Решение снова сесть за руль было правильным. Это не настолько страшно, как я ожидал. Управление машиной было гладким, как будто езда на велосипеде в первый раз после долгой зимы. Я не был таким «заржавевшим», как думал, и это придало мне храбрости.
— Олли? Я думаю... я хотел бы вернуться, — сказал я.
— Не проблема. Я могу сменить тебя, если хочешь. Просто остановись, когда будет свободно, — сказал он, потянувшись, чтобы отстегнуть ремень безопасности.
— Нет, я имею в виду... туда, где это произошло.
— Оу, ты уверен? — спросил Олли, приподнимая брови.
— Я предпочел бы первый раз это сделать, когда буду с тобой, чем в одиночку, — я взглянул на него. — Это нормально?
— Это более чем нормально, — сказал он. Его вотум доверия заставил меня улыбнуться, и я повернул машину в направлении центра города.
Но чем ближе мы подъезжали к тому месту, где все это произошло, тем больше моя самоуверенность исчезала.
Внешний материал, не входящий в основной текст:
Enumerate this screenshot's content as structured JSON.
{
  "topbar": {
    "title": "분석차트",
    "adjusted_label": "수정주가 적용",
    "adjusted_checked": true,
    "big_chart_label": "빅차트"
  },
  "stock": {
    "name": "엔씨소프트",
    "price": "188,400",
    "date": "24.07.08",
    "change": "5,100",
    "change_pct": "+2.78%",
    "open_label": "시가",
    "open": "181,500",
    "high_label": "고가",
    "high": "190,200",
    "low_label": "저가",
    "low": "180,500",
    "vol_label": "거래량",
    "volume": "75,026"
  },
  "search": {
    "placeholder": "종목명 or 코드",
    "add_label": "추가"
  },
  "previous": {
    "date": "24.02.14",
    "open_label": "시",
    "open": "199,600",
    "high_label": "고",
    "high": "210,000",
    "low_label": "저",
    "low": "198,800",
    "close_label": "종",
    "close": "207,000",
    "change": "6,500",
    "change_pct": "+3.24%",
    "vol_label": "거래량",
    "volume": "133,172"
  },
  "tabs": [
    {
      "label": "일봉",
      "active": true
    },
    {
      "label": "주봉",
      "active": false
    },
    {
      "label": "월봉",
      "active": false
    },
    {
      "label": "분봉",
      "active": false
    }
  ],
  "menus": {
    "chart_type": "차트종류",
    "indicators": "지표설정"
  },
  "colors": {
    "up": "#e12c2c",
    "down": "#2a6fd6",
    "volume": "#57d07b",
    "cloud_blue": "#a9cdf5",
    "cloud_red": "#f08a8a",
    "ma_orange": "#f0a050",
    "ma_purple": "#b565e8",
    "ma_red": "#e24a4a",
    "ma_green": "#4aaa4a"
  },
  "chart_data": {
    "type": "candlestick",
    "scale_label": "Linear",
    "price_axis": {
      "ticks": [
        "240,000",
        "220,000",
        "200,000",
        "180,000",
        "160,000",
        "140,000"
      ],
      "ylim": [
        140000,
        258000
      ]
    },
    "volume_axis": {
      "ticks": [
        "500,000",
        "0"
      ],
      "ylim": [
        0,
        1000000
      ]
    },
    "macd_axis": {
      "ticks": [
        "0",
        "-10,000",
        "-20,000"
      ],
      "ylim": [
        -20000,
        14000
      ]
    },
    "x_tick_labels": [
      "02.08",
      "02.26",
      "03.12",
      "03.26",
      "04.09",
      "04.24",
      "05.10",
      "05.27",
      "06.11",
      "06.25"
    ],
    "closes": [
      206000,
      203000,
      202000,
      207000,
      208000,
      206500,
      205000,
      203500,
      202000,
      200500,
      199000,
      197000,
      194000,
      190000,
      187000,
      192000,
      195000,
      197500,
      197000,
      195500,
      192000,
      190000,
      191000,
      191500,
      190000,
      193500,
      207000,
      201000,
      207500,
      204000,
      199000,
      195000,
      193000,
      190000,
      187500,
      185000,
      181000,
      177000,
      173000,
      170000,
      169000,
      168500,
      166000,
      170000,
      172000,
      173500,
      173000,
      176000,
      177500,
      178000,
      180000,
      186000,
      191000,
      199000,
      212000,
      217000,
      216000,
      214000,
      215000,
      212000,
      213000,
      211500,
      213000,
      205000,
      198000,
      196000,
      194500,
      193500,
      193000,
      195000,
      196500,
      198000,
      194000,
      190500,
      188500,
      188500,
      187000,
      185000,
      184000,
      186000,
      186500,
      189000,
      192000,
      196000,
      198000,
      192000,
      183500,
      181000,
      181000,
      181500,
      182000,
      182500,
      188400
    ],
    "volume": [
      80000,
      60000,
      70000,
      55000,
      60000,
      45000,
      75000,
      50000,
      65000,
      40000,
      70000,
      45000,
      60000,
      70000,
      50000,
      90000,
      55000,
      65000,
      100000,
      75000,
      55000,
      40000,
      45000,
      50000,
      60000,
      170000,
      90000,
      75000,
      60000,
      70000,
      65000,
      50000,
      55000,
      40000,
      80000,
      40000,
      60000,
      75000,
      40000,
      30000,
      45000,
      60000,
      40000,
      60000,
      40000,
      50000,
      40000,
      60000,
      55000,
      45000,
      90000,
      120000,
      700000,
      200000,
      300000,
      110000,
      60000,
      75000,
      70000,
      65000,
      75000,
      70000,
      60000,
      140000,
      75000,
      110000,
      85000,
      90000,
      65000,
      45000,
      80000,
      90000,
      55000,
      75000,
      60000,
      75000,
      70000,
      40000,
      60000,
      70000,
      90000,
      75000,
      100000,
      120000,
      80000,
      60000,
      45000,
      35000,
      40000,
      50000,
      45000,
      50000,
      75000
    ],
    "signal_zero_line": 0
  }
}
Когда я повернул к Мерсеру, руки у меня сильно дрожали.
— Ты отлично справляешься, Рид, — сказал он, его ободрение было именно тем, что мне необходимо было услышать, когда мы ехали по Мерсер, подъезжая к перекрестку на Томас, где тем январским утром меня ослепил грузовик.
Когда мы подъехали к перекрестку, светофор загорелся красным, и я притормозил, крепко сжимая руль. Никто из нас не произнес ни слова, пока мы сидели и ждали, когда поменяется свет. Когда загорелся зеленый, я еще несколько секунд оставался на месте, оглядываясь по сторонам в поисках тех, кто, возможно, решит не обращать внимания на красный свет. Затем я осторожно проехал перекресток, как раз рядом с тем местом, где была сбита моя машина, и как только я миновал его, то выдохнул сдерживаемый в себе воздух.
— Ты сделал это, — сказал Олли, улыбаясь мне, и я не мог не улыбнуться в ответ. Кому-то другому это могло показаться таким мизерным шагом, но мне только что пришлось столкнуться лицом к лицу с одним из своих страхов, и облегчение, которое я почувствовал, было огромным. Я думал, что мне придется потрудиться, чтобы вновь вернуться сюда, но я сделал это. Я действительно, черт возьми, сделал это. И хотя, вероятно, пройдет еще какое-то время, прежде чем я снова сяду за руль, по крайней мере, мне больше не придется бояться панической атаки на дороге.